Sevgili dostlar,
Toplum olarak günün % 90'dan fazlasını hakikaten zombi gibi yaşıyoruz. Zombi gibi yaşamak; bilinçli farkındalıkla yaşamamaktır. Yani hiçbir şeyin farkında değiliz, HİÇBİR İNSANİ VE AHLAKİ DEĞERLERİ REFERANS ALARAK YAŞAMIYORUZ. Hepimiz genelde doğamıza aykırı bir hayatın içerisinde çabalıyor, doğamızın tam zıttı yönünde yaşıyoruz. Niçin yaşadığımızın, hayatın anlamını aramak için düşünüp kafa yormadığımız/aklımızı işletmediğimiz için de; gün geçtikçe zombileşiyoruz.
Zombiliğin en belirgin özelliği fiziksel, zihinsel ve ruhsal saldırganlık içgüdüsünün dışa vurumu dur.
Her gün haberlerde, sosyal medyalarda izliyoruz; kocasının eşini nasıl dövdüğünü, öldürdüğünü, karısının kocasını nasıl bıçakladığını, sağlık çalışanlarının maruz kaldıkları şiddetleri, öğrencinin öğretmeni nasıl öldürdüğünü veya dövdüğünü, trafik magandalarının aymazlık, adilik ve saldırganlıklarını v.s. Böyle giderse zombiliğe bağlı şiddet olayları seri halde artacaktır ve de artıyor. Psikanalist Erich Fromm’un dediği gibi; şiddet öğretilebilir ve öğrenilebilir. Bu haliyle biz de zombiliği hem öğreniyoruz hem de öğretiyoruz.
Haberlerde ve sosyal medyada izlediğimiz zombik davranış ve olaylar zaman içinde bilinçaltımıza girdi olarak yerleşir bizden de zombik davranışlar şeklinde çıktı olarak tezahür eder. Zira insan etkileyen ve etkilenen bir varlıktır. İnsan insandan etkilenir. Kişi, kendisi ile beslendiği doğru bir inanç ahlaki değerler, sağlam bir amaç ve fikrî odaktan yoksunsa sürekli dışarıdan gelen girdilerin aynen çıktısını veren bir nevi robot hâline gelerek zombileşir. Günümüzde olduğu gibi!

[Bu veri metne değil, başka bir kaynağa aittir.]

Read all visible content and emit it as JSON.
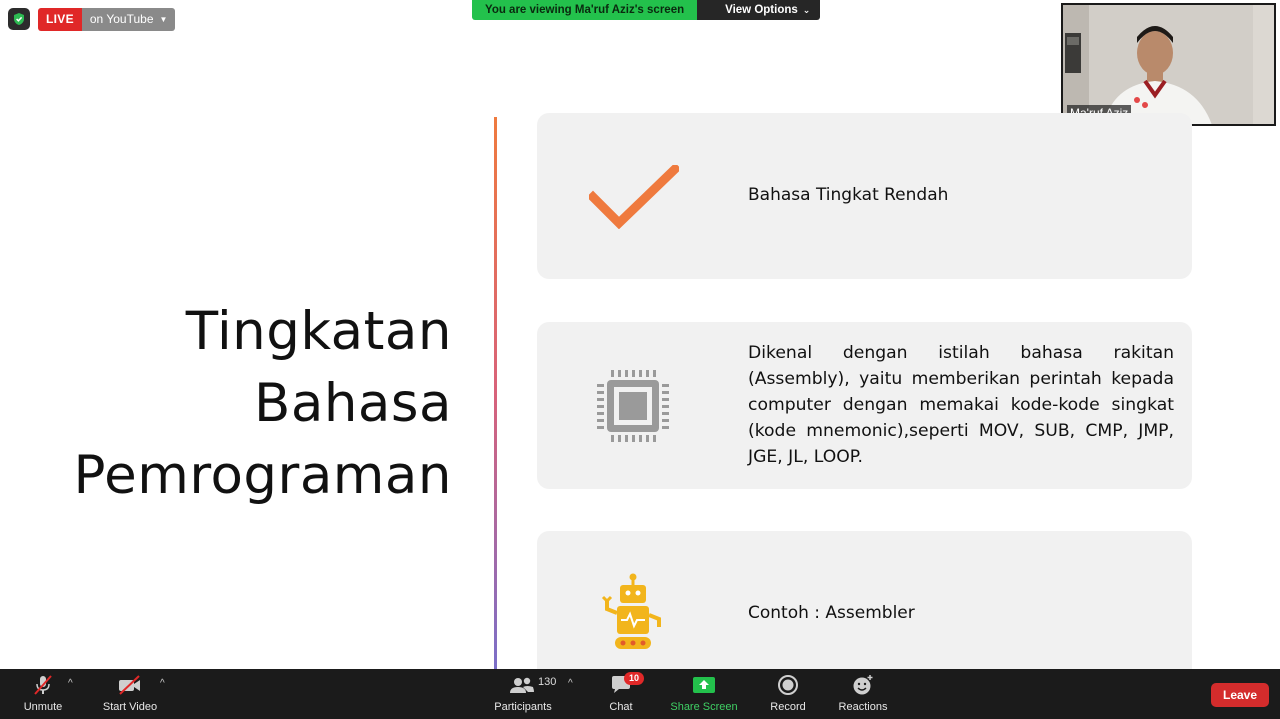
{
  "status": {
    "live_label": "LIVE",
    "destination_label": "on YouTube"
  },
  "banner": {
    "viewing_text": "You are viewing Ma'ruf Aziz's screen",
    "options_label": "View Options"
  },
  "speaker": {
    "name": "Ma'ruf Aziz"
  },
  "slide": {
    "title_lines": [
      "Tingkatan",
      "Bahasa",
      "Pemrograman"
    ],
    "cards": [
      {
        "icon": "checkmark-icon",
        "text": "Bahasa Tingkat Rendah"
      },
      {
        "icon": "cpu-chip-icon",
        "text": "Dikenal dengan istilah bahasa rakitan (Assembly), yaitu memberikan perintah kepada computer dengan memakai kode-kode singkat (kode mnemonic),seperti MOV, SUB, CMP, JMP, JGE, JL, LOOP."
      },
      {
        "icon": "robot-icon",
        "text": "Contoh : Assembler"
      }
    ]
  },
  "toolbar": {
    "unmute_label": "Unmute",
    "start_video_label": "Start Video",
    "participants_label": "Participants",
    "participants_count": "130",
    "chat_label": "Chat",
    "chat_badge": "10",
    "share_label": "Share Screen",
    "record_label": "Record",
    "reactions_label": "Reactions",
    "leave_label": "Leave"
  },
  "colors": {
    "accent_orange": "#ef7a3e",
    "live_red": "#e02828",
    "share_green": "#23c14c",
    "robot_yellow": "#f2b51c",
    "chip_gray": "#9a9a9a"
  }
}
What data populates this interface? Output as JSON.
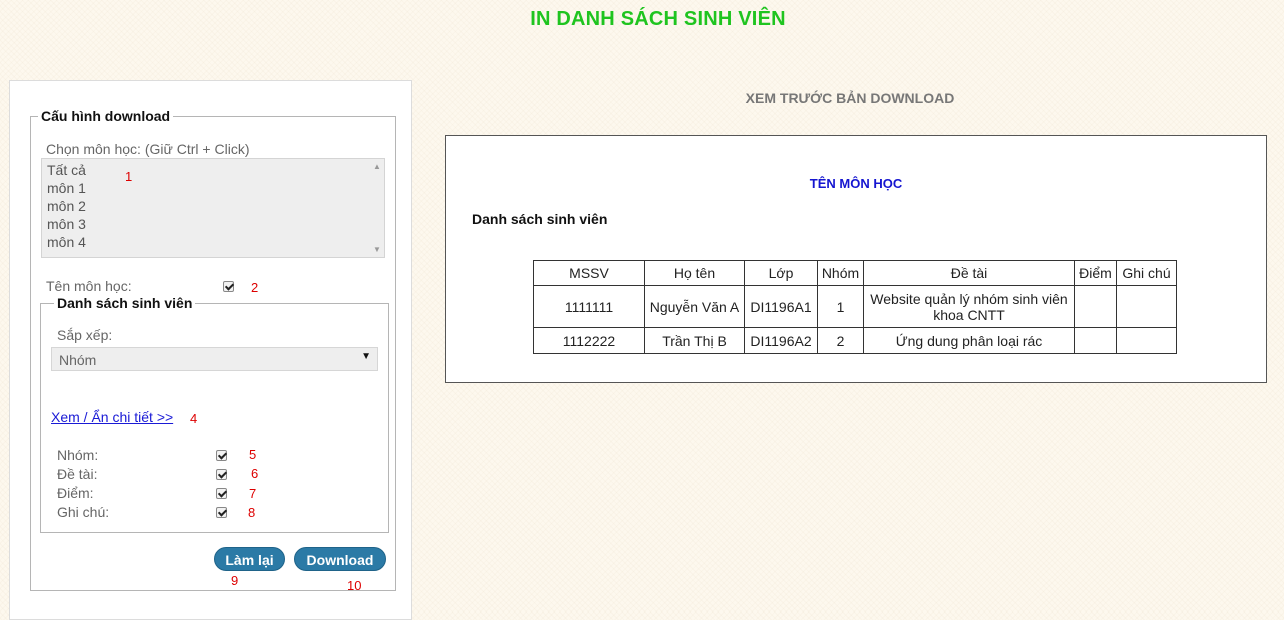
{
  "page_title": "IN DANH SÁCH SINH VIÊN",
  "config": {
    "legend": "Cấu hình download",
    "subject_label": "Chọn môn học: (Giữ Ctrl + Click)",
    "subjects": [
      "Tất cả",
      "môn 1",
      "môn 2",
      "môn 3",
      "môn 4"
    ],
    "course_name_label": "Tên môn học:",
    "course_name_checked": true,
    "student_list": {
      "legend": "Danh sách sinh viên",
      "sort_label": "Sắp xếp:",
      "sort_value": "Nhóm",
      "detail_link": "Xem / Ẩn chi tiết >>",
      "options": [
        {
          "label": "Nhóm:",
          "checked": true
        },
        {
          "label": "Đề tài:",
          "checked": true
        },
        {
          "label": "Điểm:",
          "checked": true
        },
        {
          "label": "Ghi chú:",
          "checked": true
        }
      ]
    },
    "reset_button": "Làm lại",
    "download_button": "Download"
  },
  "annotations": [
    "1",
    "2",
    "4",
    "5",
    "6",
    "7",
    "8",
    "9",
    "10"
  ],
  "preview": {
    "title": "XEM TRƯỚC BẢN DOWNLOAD",
    "course_name": "TÊN MÔN HỌC",
    "list_heading": "Danh sách sinh viên",
    "columns": [
      "MSSV",
      "Họ tên",
      "Lớp",
      "Nhóm",
      "Đề tài",
      "Điểm",
      "Ghi chú"
    ],
    "rows": [
      [
        "1111111",
        "Nguyễn Văn A",
        "DI1196A1",
        "1",
        "Website quản lý nhóm sinh viên khoa CNTT",
        "",
        ""
      ],
      [
        "1112222",
        "Trần Thị B",
        "DI1196A2",
        "2",
        "Ứng dung phân loại rác",
        "",
        ""
      ]
    ]
  }
}
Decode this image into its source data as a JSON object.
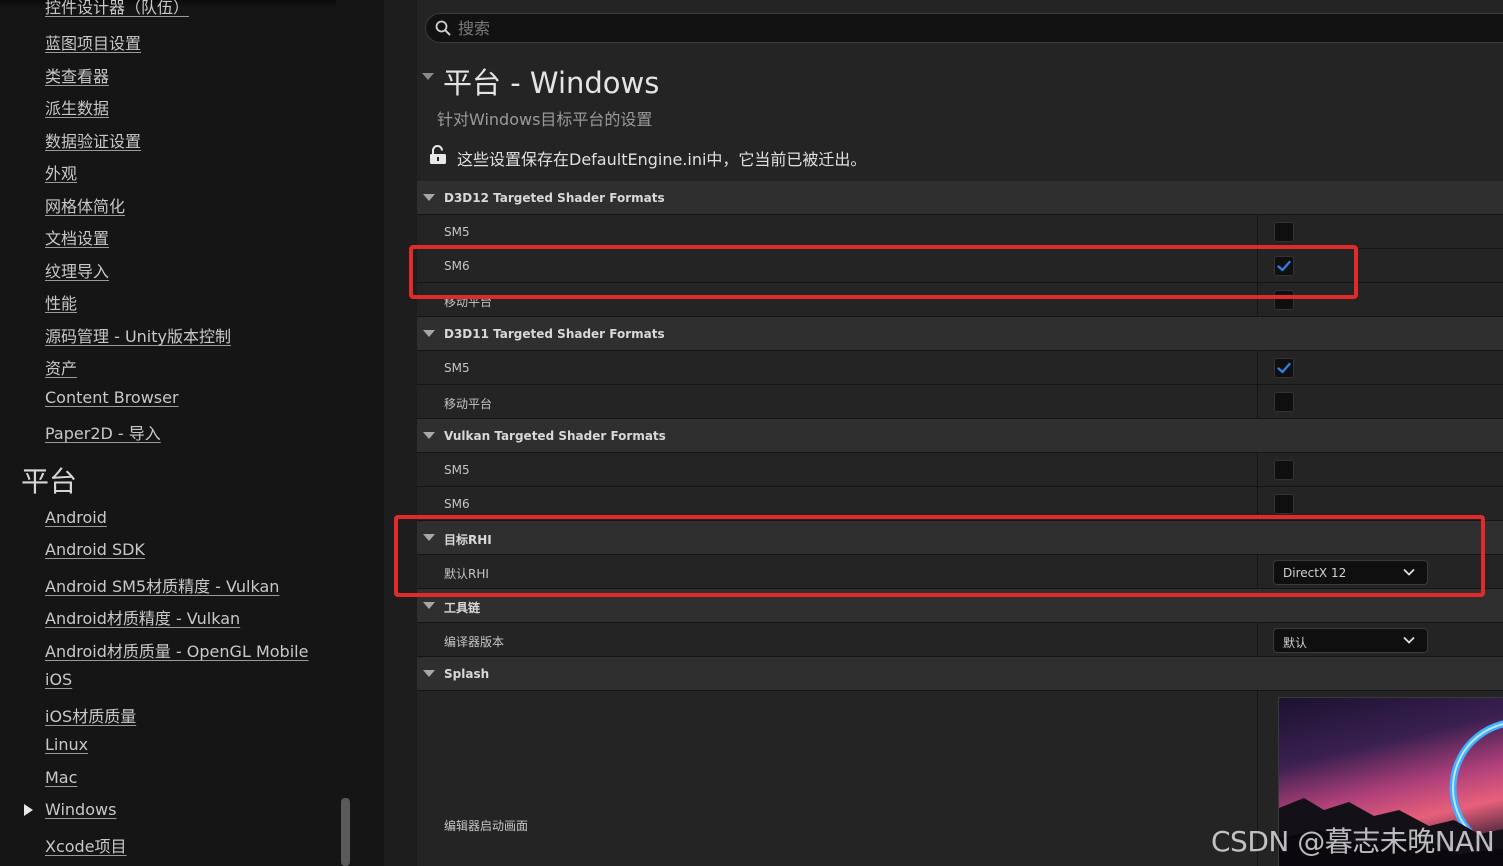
{
  "sidebar": {
    "items_top": [
      "控件设计器（队伍）",
      "蓝图项目设置",
      "类查看器",
      "派生数据",
      "数据验证设置",
      "外观",
      "网格体简化",
      "文档设置",
      "纹理导入",
      "性能",
      "源码管理 - Unity版本控制",
      "资产",
      "Content Browser",
      "Paper2D - 导入"
    ],
    "section_title": "平台",
    "platform_items": [
      "Android",
      "Android SDK",
      "Android SM5材质精度 - Vulkan",
      "Android材质精度 - Vulkan",
      "Android材质质量 - OpenGL Mobile",
      "iOS",
      "iOS材质质量",
      "Linux",
      "Mac",
      "Windows",
      "Xcode项目"
    ]
  },
  "search": {
    "placeholder": "搜索"
  },
  "header": {
    "title": "平台 - Windows",
    "subtitle": "针对Windows目标平台的设置",
    "config_note": "这些设置保存在DefaultEngine.ini中，它当前已被迁出。"
  },
  "categories": {
    "d3d12": {
      "label": "D3D12 Targeted Shader Formats",
      "sm5": "SM5",
      "sm5_checked": false,
      "sm6": "SM6",
      "sm6_checked": true,
      "mobile": "移动平台",
      "mobile_checked": false
    },
    "d3d11": {
      "label": "D3D11 Targeted Shader Formats",
      "sm5": "SM5",
      "sm5_checked": true,
      "mobile": "移动平台",
      "mobile_checked": false
    },
    "vulkan": {
      "label": "Vulkan Targeted Shader Formats",
      "sm5": "SM5",
      "sm5_checked": false,
      "sm6": "SM6",
      "sm6_checked": false
    },
    "rhi": {
      "label": "目标RHI",
      "default_rhi": "默认RHI",
      "default_rhi_value": "DirectX 12"
    },
    "toolchain": {
      "label": "工具链",
      "compiler_version": "编译器版本",
      "compiler_version_value": "默认"
    },
    "splash": {
      "label": "Splash",
      "editor_splash": "编辑器启动画面"
    }
  },
  "colors": {
    "accent_check": "#2f7de1",
    "annotation_red": "#e02b2b",
    "panel_bg": "#242424",
    "category_bg": "#2f2f2f"
  },
  "icons": [
    "search-icon",
    "lock-icon",
    "checkmark-icon",
    "chevron-down-icon",
    "expand-arrow-icon"
  ],
  "watermark": "CSDN @暮志未晚NAN"
}
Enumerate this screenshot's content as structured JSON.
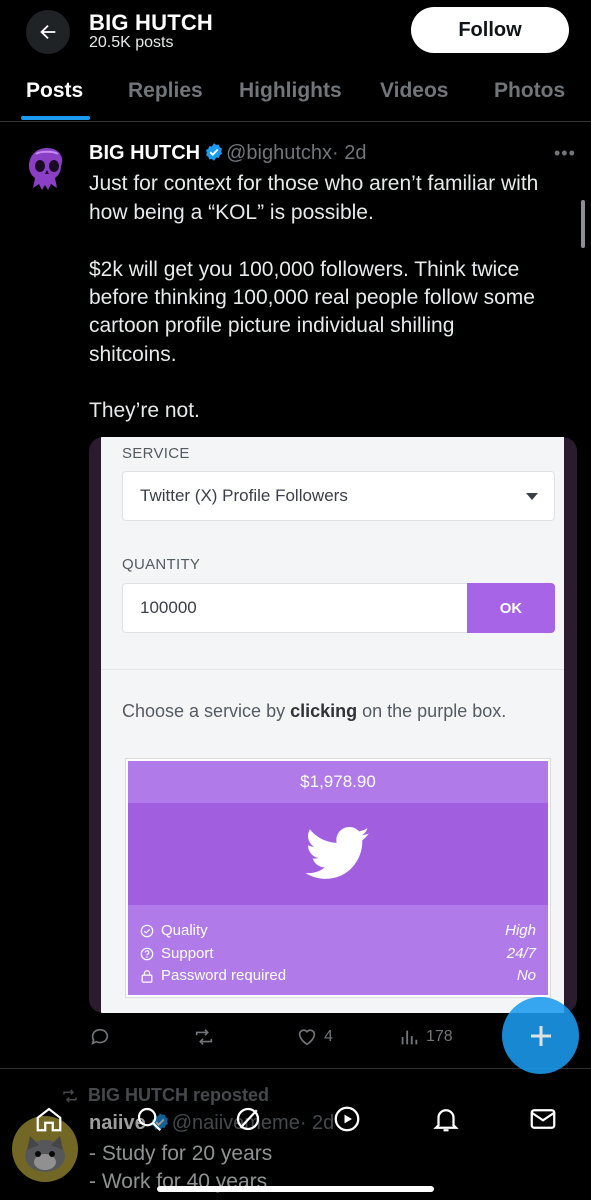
{
  "header": {
    "title": "BIG HUTCH",
    "subtitle": "20.5K posts",
    "follow_label": "Follow"
  },
  "tabs": [
    {
      "label": "Posts",
      "active": true
    },
    {
      "label": "Replies"
    },
    {
      "label": "Highlights"
    },
    {
      "label": "Videos"
    },
    {
      "label": "Photos"
    }
  ],
  "post": {
    "name": "BIG HUTCH",
    "handle": "@bighutchx",
    "time": "· 2d",
    "text_lines": [
      "Just for context for those who aren’t familiar with",
      "how being a “KOL” is possible.",
      "$2k will get you 100,000 followers. Think twice",
      "before thinking 100,000 real people follow some",
      "cartoon profile picture individual shilling",
      "shitcoins.",
      "They’re not."
    ],
    "media": {
      "service_label": "SERVICE",
      "service_value": "Twitter (X) Profile Followers",
      "quantity_label": "QUANTITY",
      "quantity_value": "100000",
      "ok_label": "OK",
      "choose_pre": "Choose a service by ",
      "choose_bold": "clicking",
      "choose_post": " on the purple box.",
      "price": "$1,978.90",
      "features": [
        {
          "label": "Quality",
          "value": "High"
        },
        {
          "label": "Support",
          "value": "24/7"
        },
        {
          "label": "Password required",
          "value": "No"
        }
      ]
    },
    "stats": {
      "likes": "4",
      "views": "178"
    }
  },
  "next_post": {
    "repost_text": "BIG HUTCH reposted",
    "name": "naiive",
    "handle": "@naiivememe",
    "time": "· 2d",
    "lines": [
      "- Study for 20 years",
      "- Work for 40 years"
    ]
  },
  "colors": {
    "accent": "#1d9bf0",
    "purple": "#a764e6",
    "muted": "#71767b"
  }
}
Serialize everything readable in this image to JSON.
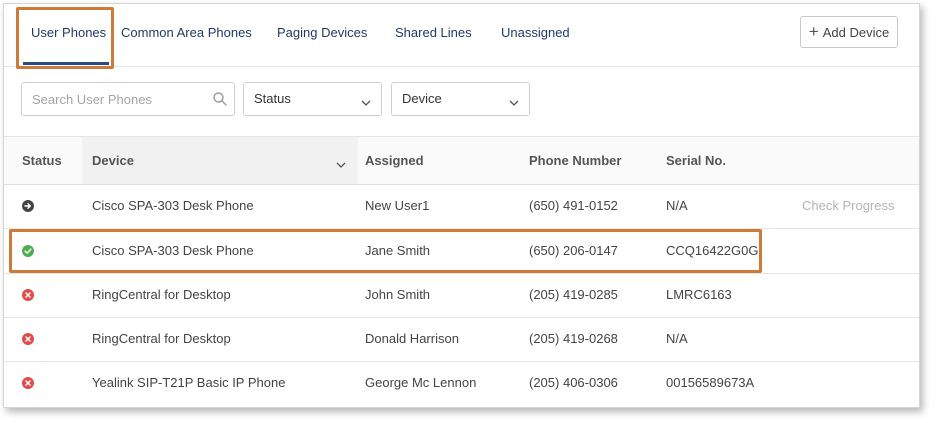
{
  "tabs": [
    {
      "label": "User Phones",
      "active": true
    },
    {
      "label": "Common Area Phones",
      "active": false
    },
    {
      "label": "Paging Devices",
      "active": false
    },
    {
      "label": "Shared Lines",
      "active": false
    },
    {
      "label": "Unassigned",
      "active": false
    }
  ],
  "add_device_label": "Add Device",
  "search": {
    "placeholder": "Search User Phones",
    "value": ""
  },
  "filters": {
    "status_label": "Status",
    "device_label": "Device"
  },
  "table": {
    "headers": {
      "status": "Status",
      "device": "Device",
      "assigned": "Assigned",
      "phone": "Phone Number",
      "serial": "Serial No."
    },
    "rows": [
      {
        "status": "in-progress",
        "device": "Cisco SPA-303 Desk Phone",
        "assigned": "New User1",
        "phone": "(650) 491-0152",
        "serial": "N/A",
        "action": "Check Progress"
      },
      {
        "status": "online",
        "device": "Cisco SPA-303 Desk Phone",
        "assigned": "Jane Smith",
        "phone": "(650) 206-0147",
        "serial": "CCQ16422G0G",
        "action": ""
      },
      {
        "status": "offline",
        "device": "RingCentral for Desktop",
        "assigned": "John Smith",
        "phone": "(205) 419-0285",
        "serial": "LMRC6163",
        "action": ""
      },
      {
        "status": "offline",
        "device": "RingCentral for Desktop",
        "assigned": "Donald Harrison",
        "phone": "(205) 419-0268",
        "serial": "N/A",
        "action": ""
      },
      {
        "status": "offline",
        "device": "Yealink SIP-T21P Basic IP Phone",
        "assigned": "George Mc Lennon",
        "phone": "(205) 406-0306",
        "serial": "00156589673A",
        "action": ""
      }
    ]
  },
  "colors": {
    "accent": "#1f3a68",
    "highlight": "#cc7b3a",
    "status_in_progress": "#444444",
    "status_online": "#4cae4f",
    "status_offline": "#e04b4b"
  },
  "icons": {
    "search": "search-icon",
    "chevron": "chevron-down-icon",
    "add": "plus-icon",
    "status_in_progress": "arrow-right-circle-icon",
    "status_online": "check-circle-icon",
    "status_offline": "x-circle-icon"
  }
}
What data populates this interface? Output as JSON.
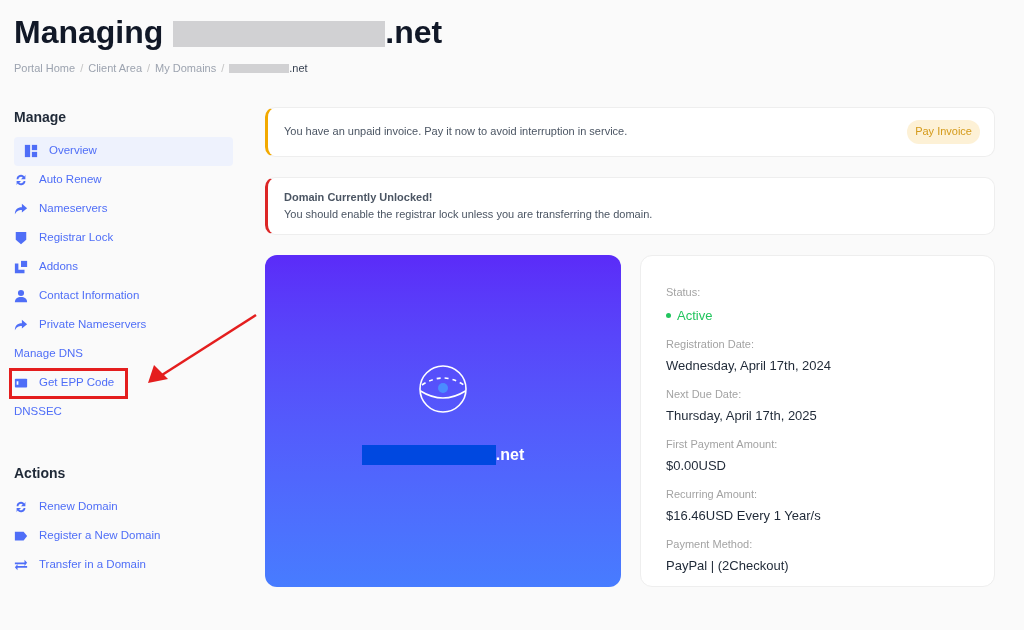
{
  "header": {
    "title_start": "Managing",
    "title_end": ".net"
  },
  "breadcrumb": [
    {
      "label": "Portal Home",
      "redacted": false
    },
    {
      "separator": "/",
      "label": "Client Area",
      "redacted": false
    },
    {
      "separator": "/",
      "label": "My Domains",
      "redacted": false
    },
    {
      "separator": "/",
      "label": ".net",
      "redacted": true
    }
  ],
  "sidebar": {
    "sections": [
      {
        "title": "Manage",
        "items": [
          {
            "label": "Overview",
            "kind": "icon-link",
            "selected": true,
            "annotated": false
          },
          {
            "label": "Auto Renew",
            "kind": "icon-link",
            "selected": false,
            "annotated": false
          },
          {
            "label": "Nameservers",
            "kind": "icon-link",
            "selected": false,
            "annotated": false
          },
          {
            "label": "Registrar Lock",
            "kind": "icon-link",
            "selected": false,
            "annotated": false
          },
          {
            "label": "Addons",
            "kind": "icon-link",
            "selected": false,
            "annotated": false
          },
          {
            "label": "Contact Information",
            "kind": "icon-link",
            "selected": false,
            "annotated": false
          },
          {
            "label": "Private Nameservers",
            "kind": "icon-link",
            "selected": false,
            "annotated": false
          },
          {
            "label": "Manage DNS",
            "kind": "plain-link",
            "selected": false,
            "annotated": false
          },
          {
            "label": "Get EPP Code",
            "kind": "icon-link",
            "selected": false,
            "annotated": true
          },
          {
            "label": "DNSSEC",
            "kind": "plain-link",
            "selected": false,
            "annotated": false
          }
        ]
      },
      {
        "title": "Actions",
        "items": [
          {
            "label": "Renew Domain",
            "kind": "icon-link",
            "selected": false,
            "annotated": false
          },
          {
            "label": "Register a New Domain",
            "kind": "icon-link",
            "selected": false,
            "annotated": false
          },
          {
            "label": "Transfer in a Domain",
            "kind": "icon-link",
            "selected": false,
            "annotated": false
          }
        ]
      }
    ]
  },
  "alerts": [
    {
      "kind": "warning",
      "message": "You have an unpaid invoice. Pay it now to avoid interruption in service.",
      "button": "Pay Invoice"
    },
    {
      "kind": "danger",
      "title": "Domain Currently Unlocked!",
      "message": "You should enable the registrar lock unless you are transferring the domain."
    }
  ],
  "domain_card": {
    "domain_end": ".net"
  },
  "details": [
    {
      "label": "Status:",
      "value": "Active",
      "kind": "status",
      "color": "#22c55e"
    },
    {
      "label": "Registration Date:",
      "value": "Wednesday, April 17th, 2024",
      "kind": "text"
    },
    {
      "label": "Next Due Date:",
      "value": "Thursday, April 17th, 2025",
      "kind": "text"
    },
    {
      "label": "First Payment Amount:",
      "value": "$0.00USD",
      "kind": "text"
    },
    {
      "label": "Recurring Amount:",
      "value": "$16.46USD Every 1 Year/s",
      "kind": "text"
    },
    {
      "label": "Payment Method:",
      "value": "PayPal | (2Checkout)",
      "kind": "text"
    }
  ]
}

Toplumumuzu ve kendimizi zombi olmaktan ve zombi gibi yaşamaktan korumanın ve kurtarmanın tek çıkar yolu aileden başlayarak insanımızı insani ve ahlakı değerlerle eğitip donatmaktır. Ahlaki değerlerin olmadığı toplumlar huzura, barışa ve mutluluğa hasret toplumlardır. Ahlaki değerler, hâkim olduğu toplumu diri tutmayı sağlarken, o topluma beden ve ruh kazandırmayı da sağlar. Ahlak, toplumsal huzuru ve barışı sağlayan en önemli değerler kümesidir.
Ahlaklı insanlar kimseye kötü şekilde bakmaz, kimsenin zararına işler yapmaz. İslam dini de ahlaklı olmayı övmüş ve herkesin ahlaklı olmasını emretmiştir. İslam da dürüstlük ve ahlaki değerlere uymak, ibadetten önce gelir. Ahlakı bozuk olup dürüst/doğru olmayanın hiçbir ritüeli ibadet kabul edilmediği gibi tam Müslüman da sayılmaz. Ama sıradan bir insanın bile dürüst ve ahlaklı yaşaması İslam üzere yaşadığı anlamına gelir ve kurtuluşa da ereceği bildirilir.
Psikanalist Erich Fromm’un dediği “şiddet öğretilebilir ve öğrenilebilir” deyişini bir başka türlü vurgularsak “iyilikte kötülükte, ahlakta ahlaksızlıkta bulaşıcıdır”
Niçin yaşadığımızın, hayatın anlamını aramak için düşünüp kafa yorduğumuzda /aklımızı işletdiğimizde her türlü sorunun üstesinden gelebiliriz şüphesiz.
Düşünmeyen, düşünemeyen herkesin kaybettiği kaybedeceği bir dünyaya gidiyoruz, Yapay Zekânın etkin olduğu bir dünyada. Bundan dolayı düşünmeyi ve sorun çözmeyi öğretmeliyiz insanımıza! DÜŞÜNMEYİ AKLETMEYİ FARZ KILAN/şart koyan/olmazsa olmaz diyen TEK KİTAP KUR’AN’DIR.
Hoşça, dostça, sevgiyle kalın! Tekrar buluşmak dileğiyle inşallah!